Present-day theory says that adults don’t grow new neurons. Scientists believe that memory may begin to fail because no new neurons continue to grow in the hippocampus – a part of the brain responsible for memory, emotion and cognition.

A study in the American journal Cell Stem Cell just might throw all previous scientific research out the window! Healthy older men and women can generate just as many new brain cells as younger people, it finds.

Researchers from Columbia University and the New York State Psychiatric Institute examined the brains of 28 previously healthy people aged 14 to 79 who had died suddenly. They found that people aged 79 had just as many new neurons forming in the hippocampus as those who were 14. Even the oldest brains produced new brain cells.

Lead author Dr Maura Boldrini, associate professor of neurobiology at Columbia University, told the findings suggest that the elderly remain more cognitively and emotionally intact than generally believed.

The findings represent the first time researchers explored newly formed neurons and the state of blood vessels within the entire human hippocampus soon after death. The team determined that study subjects weren’t cognitively impaired and hadn’t suffered from depression or taken antidepressants.
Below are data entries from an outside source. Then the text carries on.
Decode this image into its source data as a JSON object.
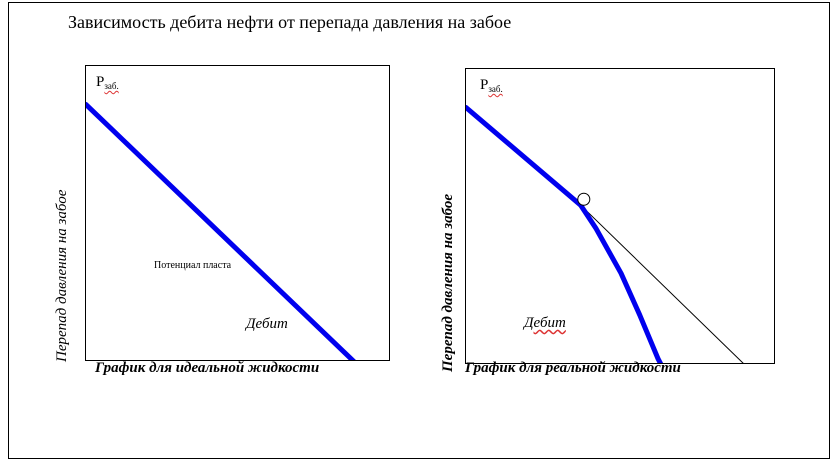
{
  "page_title": "Зависимость дебита нефти от перепада давления на забое",
  "chart_data": [
    {
      "type": "line",
      "title": "",
      "xlabel": "График для идеальной жидкости",
      "ylabel": "Перепад давления на забое",
      "y_axis_tag": "P",
      "y_axis_tag_sub": "заб.",
      "annotation": "Потенциал пласта",
      "series_label": "Дебит",
      "xlim": [
        0,
        1
      ],
      "ylim": [
        0,
        1
      ],
      "series": [
        {
          "color": "#0000ee",
          "x": [
            0,
            0.88
          ],
          "y": [
            0.87,
            0
          ]
        }
      ]
    },
    {
      "type": "line",
      "title": "",
      "xlabel": "График для реальной жидкости",
      "ylabel": "Перепад давления на забое",
      "y_axis_tag": "P",
      "y_axis_tag_sub": "заб.",
      "series_label": "Дебит",
      "xlim": [
        0,
        1
      ],
      "ylim": [
        0,
        1
      ],
      "bubble_point": {
        "x": 0.38,
        "y": 0.56
      },
      "series": [
        {
          "color": "#0000ee",
          "x": [
            0,
            0.37,
            0.42,
            0.5,
            0.56,
            0.6,
            0.62,
            0.63
          ],
          "y": [
            0.87,
            0.54,
            0.46,
            0.31,
            0.17,
            0.07,
            0.02,
            0
          ]
        },
        {
          "color": "#000000",
          "x": [
            0.37,
            0.9
          ],
          "y": [
            0.54,
            0
          ]
        }
      ]
    }
  ]
}
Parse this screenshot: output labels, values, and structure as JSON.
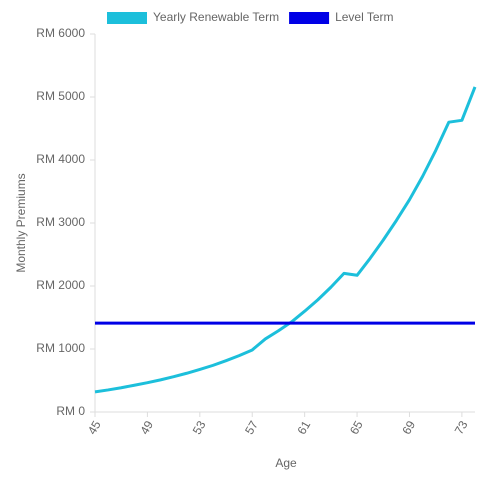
{
  "chart_data": {
    "type": "line",
    "x_label": "Age",
    "y_label": "Monthly Premiums",
    "x": [
      45,
      46,
      47,
      48,
      49,
      50,
      51,
      52,
      53,
      54,
      55,
      56,
      57,
      58,
      59,
      60,
      61,
      62,
      63,
      64,
      65,
      66,
      67,
      68,
      69,
      70,
      71,
      72,
      73,
      74
    ],
    "series": [
      {
        "name": "Yearly Renewable Term",
        "color": "#1cbfdb",
        "values": [
          320,
          350,
          385,
          425,
          465,
          510,
          560,
          615,
          675,
          740,
          815,
          895,
          985,
          1160,
          1290,
          1430,
          1600,
          1780,
          1980,
          2200,
          2170,
          2440,
          2730,
          3040,
          3370,
          3740,
          4150,
          4600,
          4630,
          5160
        ]
      },
      {
        "name": "Level Term",
        "color": "#0000e6",
        "values": [
          1410,
          1410,
          1410,
          1410,
          1410,
          1410,
          1410,
          1410,
          1410,
          1410,
          1410,
          1410,
          1410,
          1410,
          1410,
          1410,
          1410,
          1410,
          1410,
          1410,
          1410,
          1410,
          1410,
          1410,
          1410,
          1410,
          1410,
          1410,
          1410,
          1410
        ]
      }
    ],
    "xlim": [
      45,
      74
    ],
    "xticks": [
      45,
      49,
      53,
      57,
      61,
      65,
      69,
      73
    ],
    "ylim": [
      0,
      6000
    ],
    "yticks": [
      {
        "value": 0,
        "label": "RM 0"
      },
      {
        "value": 1000,
        "label": "RM 1000"
      },
      {
        "value": 2000,
        "label": "RM 2000"
      },
      {
        "value": 3000,
        "label": "RM 3000"
      },
      {
        "value": 4000,
        "label": "RM 4000"
      },
      {
        "value": 5000,
        "label": "RM 5000"
      },
      {
        "value": 6000,
        "label": "RM 6000"
      }
    ],
    "legend": "top"
  }
}
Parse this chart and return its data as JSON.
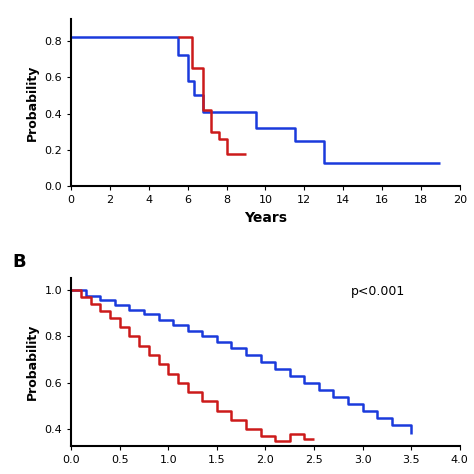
{
  "panel_A": {
    "blue_x": [
      0.0,
      5.5,
      5.5,
      6.0,
      6.0,
      6.3,
      6.3,
      6.8,
      6.8,
      7.2,
      7.2,
      9.5,
      9.5,
      11.5,
      11.5,
      12.5,
      12.5,
      13.0,
      13.0,
      14.8,
      14.8,
      19.0,
      19.0
    ],
    "blue_y": [
      0.82,
      0.82,
      0.72,
      0.72,
      0.58,
      0.58,
      0.5,
      0.5,
      0.41,
      0.41,
      0.41,
      0.41,
      0.32,
      0.32,
      0.25,
      0.25,
      0.25,
      0.25,
      0.13,
      0.13,
      0.13,
      0.13,
      0.13
    ],
    "red_x": [
      5.5,
      6.2,
      6.2,
      6.8,
      6.8,
      7.2,
      7.2,
      7.6,
      7.6,
      8.0,
      8.0,
      9.0,
      9.0
    ],
    "red_y": [
      0.82,
      0.82,
      0.65,
      0.65,
      0.42,
      0.42,
      0.3,
      0.3,
      0.26,
      0.26,
      0.18,
      0.18,
      0.18
    ],
    "xlabel": "Years",
    "ylabel": "Probability",
    "xlim": [
      0,
      20
    ],
    "ylim": [
      0.0,
      0.92
    ],
    "xticks": [
      0,
      2,
      4,
      6,
      8,
      10,
      12,
      14,
      16,
      18,
      20
    ],
    "yticks": [
      0.0,
      0.2,
      0.4,
      0.6,
      0.8
    ]
  },
  "panel_B": {
    "blue_x": [
      0.0,
      0.15,
      0.15,
      0.3,
      0.3,
      0.45,
      0.45,
      0.6,
      0.6,
      0.75,
      0.75,
      0.9,
      0.9,
      1.05,
      1.05,
      1.2,
      1.2,
      1.35,
      1.35,
      1.5,
      1.5,
      1.65,
      1.65,
      1.8,
      1.8,
      1.95,
      1.95,
      2.1,
      2.1,
      2.25,
      2.25,
      2.4,
      2.4,
      2.55,
      2.55,
      2.7,
      2.7,
      2.85,
      2.85,
      3.0,
      3.0,
      3.15,
      3.15,
      3.3,
      3.3,
      3.5,
      3.5
    ],
    "blue_y": [
      1.0,
      1.0,
      0.975,
      0.975,
      0.955,
      0.955,
      0.935,
      0.935,
      0.915,
      0.915,
      0.895,
      0.895,
      0.87,
      0.87,
      0.85,
      0.85,
      0.825,
      0.825,
      0.8,
      0.8,
      0.775,
      0.775,
      0.75,
      0.75,
      0.72,
      0.72,
      0.69,
      0.69,
      0.66,
      0.66,
      0.63,
      0.63,
      0.6,
      0.6,
      0.57,
      0.57,
      0.54,
      0.54,
      0.51,
      0.51,
      0.48,
      0.48,
      0.45,
      0.45,
      0.42,
      0.42,
      0.38
    ],
    "red_x": [
      0.0,
      0.1,
      0.1,
      0.2,
      0.2,
      0.3,
      0.3,
      0.4,
      0.4,
      0.5,
      0.5,
      0.6,
      0.6,
      0.7,
      0.7,
      0.8,
      0.8,
      0.9,
      0.9,
      1.0,
      1.0,
      1.1,
      1.1,
      1.2,
      1.2,
      1.35,
      1.35,
      1.5,
      1.5,
      1.65,
      1.65,
      1.8,
      1.8,
      1.95,
      1.95,
      2.1,
      2.1,
      2.25,
      2.25,
      2.4,
      2.4,
      2.5,
      2.5
    ],
    "red_y": [
      1.0,
      1.0,
      0.97,
      0.97,
      0.94,
      0.94,
      0.91,
      0.91,
      0.88,
      0.88,
      0.84,
      0.84,
      0.8,
      0.8,
      0.76,
      0.76,
      0.72,
      0.72,
      0.68,
      0.68,
      0.64,
      0.64,
      0.6,
      0.6,
      0.56,
      0.56,
      0.52,
      0.52,
      0.48,
      0.48,
      0.44,
      0.44,
      0.4,
      0.4,
      0.37,
      0.37,
      0.35,
      0.35,
      0.38,
      0.38,
      0.36,
      0.36,
      0.36
    ],
    "panel_label": "B",
    "annotation": "p<0.001",
    "ylabel": "Probability",
    "xlim": [
      0,
      4
    ],
    "ylim": [
      0.33,
      1.05
    ],
    "yticks": [
      0.4,
      0.6,
      0.8,
      1.0
    ]
  },
  "blue_color": "#1a3adc",
  "red_color": "#cc1a1a",
  "linewidth": 1.8,
  "background_color": "#ffffff"
}
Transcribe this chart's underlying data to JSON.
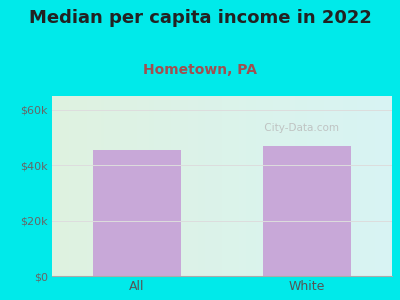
{
  "title": "Median per capita income in 2022",
  "subtitle": "Hometown, PA",
  "categories": [
    "All",
    "White"
  ],
  "values": [
    45500,
    47000
  ],
  "bar_color": "#c8a8d8",
  "title_fontsize": 13,
  "subtitle_fontsize": 10,
  "title_color": "#222222",
  "subtitle_color": "#a05050",
  "tick_label_color": "#666666",
  "xtick_label_color": "#555555",
  "ylim": [
    0,
    65000
  ],
  "yticks": [
    0,
    20000,
    40000,
    60000
  ],
  "ytick_labels": [
    "$0",
    "$20k",
    "$40k",
    "$60k"
  ],
  "bg_outer_color": "#00eaea",
  "bg_inner_left": "#dff2e0",
  "bg_inner_right": "#d8f4f4",
  "watermark": " City-Data.com",
  "bar_width": 0.52,
  "grid_color": "#dddddd"
}
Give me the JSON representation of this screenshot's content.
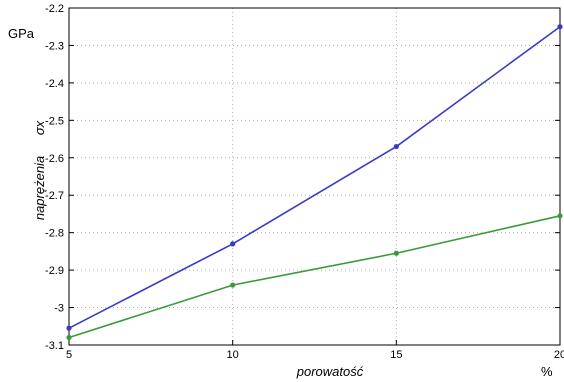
{
  "chart_data": {
    "type": "line",
    "unit_label": "GPa",
    "xlabel": "porowatość",
    "x_unit": "%",
    "ylabel": "naprężenia",
    "ylabel_symbol": "σx",
    "x": [
      5,
      10,
      15,
      20
    ],
    "xticks": [
      "5",
      "10",
      "15",
      "20"
    ],
    "xlim": [
      5,
      20
    ],
    "yticks": [
      "-2.2",
      "-2.3",
      "-2.4",
      "-2.5",
      "-2.6",
      "-2.7",
      "-2.8",
      "-2.9",
      "-3",
      "-3.1"
    ],
    "ylim": [
      -3.1,
      -2.2
    ],
    "grid": true,
    "series": [
      {
        "values": [
          -3.055,
          -2.83,
          -2.57,
          -2.25
        ],
        "color": "#3a3ac8"
      },
      {
        "values": [
          -3.08,
          -2.94,
          -2.855,
          -2.755
        ],
        "color": "#3a9a3a"
      }
    ]
  }
}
Such conditions could impact the production of new brain cells.

Neurogenesis – the ability to generate new hippocampal cells – declines with age in primates. This decreasing production of neurons was believed to occur in ageing humans, too. Now the study suggests that the neurogenesis process continues in the adult human hippocampus.

The scientific community considers that memory may begin to fail because no new neurons grow in this part of the brain. Speaking to the UK’s ‘Independent’, Dr Boldrini said: “We found that older people have similar ability to make thousands of hippocampal new neurons from progenitor cells as younger people do. We also found equivalent volumes of the hippocampus across ages.”

But the researchers also revealed fewer blood vessels and connections between cells in the older brains. The older the individual, the less new blood vessels he or she forms. Comparing perfectly healthy brains to diseased ones could open the door to developing new treatments for psychological and neurological conditions such as Alzheimer’s disease.

“We all know people that are in their nineties and are sharp,” added Dr Boldrini in the ‘Daily Mail’. To some extent, her research disputing previous theories that neurons stop developing after adolescence now explains why that’s possible.